Algérie

Jour de fête nationale


Jour de fête nationale
«L'indépendance, ce n'est pas une récompense, c'est une responsabilité.» Pierre BourgaultEncore un Juillet où il ne s'est rien passé pour l'écrasante majorité des citoyens: les commémorations officielles, les médailles accrochées aux plastrons des gens méritants ou les distributions de logement aux heureux bénéficiaires n'ont pas sorti le consommateur moyen de ses préoccupations bassement matérialistes. L'employé malchanceux n'a même pas eu le bonheur d'une journée chômée et payée puisque le 5 Juillet est tombé un vendredi, journée où les étals de marché se vident malgré la hausse des prix à quelques journées du début du mois sacré, mois où l'estomac reste la principale préoccupation des ilotes. C'est la raison pour laquelle des millions de nos concitoyens ont passé cette journée historique, de plus, chômée et payée, à vaquer à leurs occupations quotidiennes. Je ne parle pas de ces jeunes, trop tôt désabusés qui continuent à rouler inlassablement leur joint contre un mur qui porte l'empreinte de leur ombre, mais de ceux qui ont profité de cette journée de pause (ceux qui ont la chance d'avoir trouvé un travail, bien sûr!) pour rendre visite à la famille, pour se rendre à une plage non occupée par la nomenklatura ou non interdite comme dans le bon vieux temps «aux chiens et aux Arabes» comme on osait le dire à l'époque du Code de l'indigénat. Entre plage interdite et plage polluée, la différence est mince. D'autres vont tuer leur ennui à faire le marché informel, tandis que d'autres, comme moi, atteints par la limite d'âge et de nombreux problèmes inhérents à la vieillesse, passeront la demi-journée dans la salle d'attente d'un cabinet de médecin spécialisé qui réponde aux besoins d'une pléthorique clientèle usée par la mal-vie et le stress, en donnant leur chance à de jeunes médecins qui n'ont pas les moyens de s'offrir un cabinet équipé dans un quartier populaire où les malades pullulent... Et dans la salle d'attente où les vieux regards fatigués se croisent dans un long silence, les langues commencent à se délier. Cela rappelle ces anciens salons de coiffure tenus par des vieux qui ont roulé leur bosse et qui abreuvent leurs clients de leurs nombreuses expériences. Actuellement, les salons de coiffure sont gérés par des jeunes dont la culture s'arrête au monde du football...

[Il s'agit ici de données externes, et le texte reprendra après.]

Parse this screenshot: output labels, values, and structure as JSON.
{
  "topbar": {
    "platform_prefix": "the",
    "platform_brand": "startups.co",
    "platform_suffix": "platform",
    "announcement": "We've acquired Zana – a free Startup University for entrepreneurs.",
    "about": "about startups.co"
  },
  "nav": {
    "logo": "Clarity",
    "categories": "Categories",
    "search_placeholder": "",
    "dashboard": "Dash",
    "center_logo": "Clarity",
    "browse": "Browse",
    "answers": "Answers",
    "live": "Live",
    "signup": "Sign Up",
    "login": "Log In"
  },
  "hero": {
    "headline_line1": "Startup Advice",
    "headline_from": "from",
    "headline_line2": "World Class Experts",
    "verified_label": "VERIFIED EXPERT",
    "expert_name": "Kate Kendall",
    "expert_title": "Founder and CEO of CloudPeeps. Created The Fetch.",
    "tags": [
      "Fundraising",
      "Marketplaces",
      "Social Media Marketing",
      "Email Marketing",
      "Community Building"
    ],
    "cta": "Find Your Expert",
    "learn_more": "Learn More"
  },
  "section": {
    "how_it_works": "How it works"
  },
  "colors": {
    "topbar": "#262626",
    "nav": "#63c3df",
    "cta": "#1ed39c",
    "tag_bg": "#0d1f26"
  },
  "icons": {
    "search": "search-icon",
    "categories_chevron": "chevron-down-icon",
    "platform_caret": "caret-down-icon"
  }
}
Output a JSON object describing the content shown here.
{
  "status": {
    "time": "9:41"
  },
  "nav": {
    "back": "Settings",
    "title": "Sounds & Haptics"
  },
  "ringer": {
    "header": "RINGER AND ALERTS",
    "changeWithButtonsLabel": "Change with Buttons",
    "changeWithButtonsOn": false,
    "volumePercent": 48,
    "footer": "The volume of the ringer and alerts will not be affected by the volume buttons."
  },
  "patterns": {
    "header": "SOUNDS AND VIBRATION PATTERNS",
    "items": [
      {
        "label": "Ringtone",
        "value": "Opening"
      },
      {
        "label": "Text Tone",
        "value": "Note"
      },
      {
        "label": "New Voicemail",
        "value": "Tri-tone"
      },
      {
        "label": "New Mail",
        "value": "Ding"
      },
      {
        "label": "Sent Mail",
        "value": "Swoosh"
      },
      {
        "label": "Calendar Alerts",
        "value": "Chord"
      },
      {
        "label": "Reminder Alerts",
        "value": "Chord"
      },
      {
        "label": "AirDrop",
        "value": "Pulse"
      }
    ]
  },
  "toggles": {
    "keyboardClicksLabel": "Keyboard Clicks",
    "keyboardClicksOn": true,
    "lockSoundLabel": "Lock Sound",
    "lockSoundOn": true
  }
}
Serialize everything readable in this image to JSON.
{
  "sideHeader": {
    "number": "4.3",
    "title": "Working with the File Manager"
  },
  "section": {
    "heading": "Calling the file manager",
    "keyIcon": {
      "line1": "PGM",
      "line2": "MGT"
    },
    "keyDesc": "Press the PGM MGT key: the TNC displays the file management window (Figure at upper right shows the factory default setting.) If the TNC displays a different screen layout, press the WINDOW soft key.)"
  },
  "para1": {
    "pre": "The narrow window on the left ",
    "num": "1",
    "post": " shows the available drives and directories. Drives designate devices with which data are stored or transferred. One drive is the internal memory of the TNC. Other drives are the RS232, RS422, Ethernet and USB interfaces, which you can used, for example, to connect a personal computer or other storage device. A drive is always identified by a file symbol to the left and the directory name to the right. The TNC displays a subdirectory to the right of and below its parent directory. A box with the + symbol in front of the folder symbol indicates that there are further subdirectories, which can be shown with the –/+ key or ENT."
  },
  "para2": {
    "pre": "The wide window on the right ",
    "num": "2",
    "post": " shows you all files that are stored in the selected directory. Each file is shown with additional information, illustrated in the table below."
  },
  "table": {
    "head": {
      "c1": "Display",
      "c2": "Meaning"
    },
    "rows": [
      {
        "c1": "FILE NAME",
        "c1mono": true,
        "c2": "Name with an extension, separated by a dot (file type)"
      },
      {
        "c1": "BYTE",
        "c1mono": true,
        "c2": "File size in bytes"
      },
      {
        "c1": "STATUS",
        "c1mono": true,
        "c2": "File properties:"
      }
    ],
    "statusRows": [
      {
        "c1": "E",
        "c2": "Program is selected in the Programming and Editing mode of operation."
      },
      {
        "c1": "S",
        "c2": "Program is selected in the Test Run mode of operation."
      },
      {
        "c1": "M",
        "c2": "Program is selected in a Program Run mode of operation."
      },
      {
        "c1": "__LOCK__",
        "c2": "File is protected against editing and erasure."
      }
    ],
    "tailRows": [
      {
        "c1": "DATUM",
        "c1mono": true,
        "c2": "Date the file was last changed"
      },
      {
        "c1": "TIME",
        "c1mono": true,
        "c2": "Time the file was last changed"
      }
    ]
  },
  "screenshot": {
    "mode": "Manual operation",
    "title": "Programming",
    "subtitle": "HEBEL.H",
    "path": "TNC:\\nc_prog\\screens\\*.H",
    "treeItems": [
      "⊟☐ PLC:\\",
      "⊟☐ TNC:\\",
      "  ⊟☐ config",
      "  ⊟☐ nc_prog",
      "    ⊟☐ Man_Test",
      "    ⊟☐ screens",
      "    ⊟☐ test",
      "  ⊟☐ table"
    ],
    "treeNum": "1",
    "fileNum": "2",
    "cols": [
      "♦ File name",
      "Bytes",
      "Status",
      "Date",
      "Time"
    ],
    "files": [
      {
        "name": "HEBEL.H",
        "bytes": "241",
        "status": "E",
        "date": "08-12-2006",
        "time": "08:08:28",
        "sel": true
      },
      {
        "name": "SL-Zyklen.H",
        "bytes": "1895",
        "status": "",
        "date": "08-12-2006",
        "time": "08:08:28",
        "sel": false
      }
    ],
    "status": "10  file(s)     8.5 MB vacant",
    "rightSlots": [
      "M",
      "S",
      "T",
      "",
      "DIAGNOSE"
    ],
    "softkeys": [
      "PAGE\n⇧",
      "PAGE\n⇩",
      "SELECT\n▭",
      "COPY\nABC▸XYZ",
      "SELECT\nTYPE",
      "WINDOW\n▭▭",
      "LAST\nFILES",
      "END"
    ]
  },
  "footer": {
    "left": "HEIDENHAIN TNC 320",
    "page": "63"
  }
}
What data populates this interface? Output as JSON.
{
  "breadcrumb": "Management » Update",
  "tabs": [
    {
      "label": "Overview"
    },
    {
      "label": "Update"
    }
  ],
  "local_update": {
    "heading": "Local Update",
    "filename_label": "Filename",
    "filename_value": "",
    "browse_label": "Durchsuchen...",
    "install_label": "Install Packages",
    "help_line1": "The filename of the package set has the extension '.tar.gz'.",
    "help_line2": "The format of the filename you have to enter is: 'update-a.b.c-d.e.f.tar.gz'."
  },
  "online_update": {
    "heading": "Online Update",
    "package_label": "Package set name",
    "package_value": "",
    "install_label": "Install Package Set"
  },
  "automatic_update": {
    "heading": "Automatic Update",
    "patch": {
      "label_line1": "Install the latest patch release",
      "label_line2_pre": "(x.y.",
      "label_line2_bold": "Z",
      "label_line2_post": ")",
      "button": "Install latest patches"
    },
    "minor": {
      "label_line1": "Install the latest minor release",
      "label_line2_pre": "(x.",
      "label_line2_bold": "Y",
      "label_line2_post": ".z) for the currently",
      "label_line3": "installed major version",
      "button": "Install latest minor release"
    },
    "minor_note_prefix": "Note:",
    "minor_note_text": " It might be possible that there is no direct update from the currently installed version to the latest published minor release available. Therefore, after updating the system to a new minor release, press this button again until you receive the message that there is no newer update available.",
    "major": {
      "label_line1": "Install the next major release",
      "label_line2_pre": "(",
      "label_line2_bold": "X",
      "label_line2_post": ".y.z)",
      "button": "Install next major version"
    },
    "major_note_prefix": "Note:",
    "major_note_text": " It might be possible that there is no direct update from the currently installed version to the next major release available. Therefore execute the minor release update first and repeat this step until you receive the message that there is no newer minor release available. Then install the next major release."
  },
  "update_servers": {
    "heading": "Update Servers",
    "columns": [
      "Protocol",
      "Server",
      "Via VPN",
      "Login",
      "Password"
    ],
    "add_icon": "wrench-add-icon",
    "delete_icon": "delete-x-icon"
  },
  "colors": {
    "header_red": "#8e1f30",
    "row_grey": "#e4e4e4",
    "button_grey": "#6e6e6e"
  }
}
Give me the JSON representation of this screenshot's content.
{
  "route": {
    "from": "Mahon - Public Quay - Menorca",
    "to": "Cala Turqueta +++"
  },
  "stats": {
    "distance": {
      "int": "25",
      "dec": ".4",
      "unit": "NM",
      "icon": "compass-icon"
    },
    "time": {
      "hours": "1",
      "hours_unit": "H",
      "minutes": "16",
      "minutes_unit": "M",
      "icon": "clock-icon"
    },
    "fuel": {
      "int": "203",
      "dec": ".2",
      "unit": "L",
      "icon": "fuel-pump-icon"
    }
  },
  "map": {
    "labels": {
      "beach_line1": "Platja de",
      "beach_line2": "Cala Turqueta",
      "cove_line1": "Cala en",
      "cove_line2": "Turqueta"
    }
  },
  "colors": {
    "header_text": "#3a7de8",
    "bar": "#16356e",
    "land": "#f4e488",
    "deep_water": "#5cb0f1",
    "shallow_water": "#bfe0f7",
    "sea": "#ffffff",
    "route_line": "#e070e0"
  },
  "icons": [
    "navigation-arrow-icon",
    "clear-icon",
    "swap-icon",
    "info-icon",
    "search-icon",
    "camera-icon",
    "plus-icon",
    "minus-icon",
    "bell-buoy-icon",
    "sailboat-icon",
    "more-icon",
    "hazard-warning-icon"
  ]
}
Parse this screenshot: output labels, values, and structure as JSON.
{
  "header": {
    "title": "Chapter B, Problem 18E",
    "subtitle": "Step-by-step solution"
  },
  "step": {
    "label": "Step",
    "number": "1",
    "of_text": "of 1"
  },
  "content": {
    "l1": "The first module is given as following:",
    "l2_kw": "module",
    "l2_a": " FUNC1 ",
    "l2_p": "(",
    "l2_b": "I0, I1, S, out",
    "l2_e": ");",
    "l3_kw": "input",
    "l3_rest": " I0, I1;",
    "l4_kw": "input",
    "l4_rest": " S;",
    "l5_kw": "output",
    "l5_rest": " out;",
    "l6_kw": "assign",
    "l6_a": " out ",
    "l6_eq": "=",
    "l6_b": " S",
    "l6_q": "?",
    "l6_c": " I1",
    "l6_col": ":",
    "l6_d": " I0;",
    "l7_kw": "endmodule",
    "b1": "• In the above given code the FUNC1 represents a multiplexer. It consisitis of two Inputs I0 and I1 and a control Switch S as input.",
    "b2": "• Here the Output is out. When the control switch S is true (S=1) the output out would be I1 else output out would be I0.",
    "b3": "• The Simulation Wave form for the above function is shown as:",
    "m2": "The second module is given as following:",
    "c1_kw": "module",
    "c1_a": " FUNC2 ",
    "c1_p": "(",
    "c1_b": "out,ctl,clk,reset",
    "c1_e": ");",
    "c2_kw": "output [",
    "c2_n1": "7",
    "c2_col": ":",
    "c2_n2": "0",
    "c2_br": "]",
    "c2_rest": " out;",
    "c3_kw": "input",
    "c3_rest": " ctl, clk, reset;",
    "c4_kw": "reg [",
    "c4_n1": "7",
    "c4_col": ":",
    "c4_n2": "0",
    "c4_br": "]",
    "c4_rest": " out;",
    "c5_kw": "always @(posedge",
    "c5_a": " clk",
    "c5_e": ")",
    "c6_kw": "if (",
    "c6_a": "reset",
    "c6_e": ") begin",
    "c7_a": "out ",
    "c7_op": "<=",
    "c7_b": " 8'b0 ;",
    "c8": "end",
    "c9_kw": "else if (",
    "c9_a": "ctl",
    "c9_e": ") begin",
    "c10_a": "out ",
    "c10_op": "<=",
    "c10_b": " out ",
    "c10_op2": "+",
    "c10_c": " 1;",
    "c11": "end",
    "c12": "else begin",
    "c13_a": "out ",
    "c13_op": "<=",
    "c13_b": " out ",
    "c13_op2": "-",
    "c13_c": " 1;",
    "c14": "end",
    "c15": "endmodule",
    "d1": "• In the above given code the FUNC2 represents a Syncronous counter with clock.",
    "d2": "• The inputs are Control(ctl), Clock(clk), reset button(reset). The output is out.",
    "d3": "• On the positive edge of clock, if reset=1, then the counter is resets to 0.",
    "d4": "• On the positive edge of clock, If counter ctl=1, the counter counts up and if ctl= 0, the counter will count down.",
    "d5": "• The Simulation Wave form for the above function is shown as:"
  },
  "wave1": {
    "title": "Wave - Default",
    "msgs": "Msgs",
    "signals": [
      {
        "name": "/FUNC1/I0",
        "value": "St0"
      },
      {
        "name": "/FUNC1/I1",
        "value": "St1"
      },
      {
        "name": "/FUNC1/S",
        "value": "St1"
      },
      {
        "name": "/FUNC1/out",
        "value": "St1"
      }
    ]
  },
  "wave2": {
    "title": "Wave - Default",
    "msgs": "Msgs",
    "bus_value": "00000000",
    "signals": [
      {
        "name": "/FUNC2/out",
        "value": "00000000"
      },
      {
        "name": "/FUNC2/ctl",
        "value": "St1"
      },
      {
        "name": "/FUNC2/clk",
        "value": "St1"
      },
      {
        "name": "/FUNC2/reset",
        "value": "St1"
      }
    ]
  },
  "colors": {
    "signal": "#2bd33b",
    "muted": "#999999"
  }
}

Inévitablement, la discussion commence à rouler d'abord, prudemment, sur la mauvaise gestion du système de santé, puis immanquablement déborde sur le sens que l'on peut donner à une indépendance chèrement acquise. Les septuagénaires sont d'abord indignés par la stérilité du système économique. Chacun d'eux a travaillé dans une entreprise publique où il n'y a jamais eu l'homme qu'il faut à la place qui lui revient. Alors pourquoi s'étonner' Combien regarderont ce drapeau vert et blanc, frappé d'un croissant et d'une étoile rouges, qui claque au vent' A part les officiels dont le gagne-pain, je dirais même la rente, est entretenue par ces images d'Epinal, combien d'Algériens regarderont en arrière pour évaluer le chemin parcouru et se poser par la même occasion les questions, fort à propos.
La première qui vient à l'esprit est celle qui torture tous les hommes qui ont vécu une partie de leur vie dans la période coloniale et traversé les affres de la guerre et ses contingences de morts et de souffrances: «Kaddour a-t-il remplacé François'» C'est à cette question terrible que devront répondre devant le tribunal de l'Histoire, ceux qui, à travers des coups d'Etat permanents, qu'il serait fastidieux et douloureux d'énumérer ici tant ils sont nombreux et multiformes, ont enlevé au peuple tout droit à la parole pour mieux l'assujettir, avant de lui enlever tous les autres droits qui font partie du droit d'exister: droit au travail, droit au logement, droit à la liberté d'expression... Peut-être, et tous les observateurs lucides vous le diront, l'indépendance est un progrès, mais comme pour les élèves doués qui, par paresse ou par esprit de facilité, se sont laissés aller, on peut dire simplement en parlant du système: «Aurait pu mieux faire!».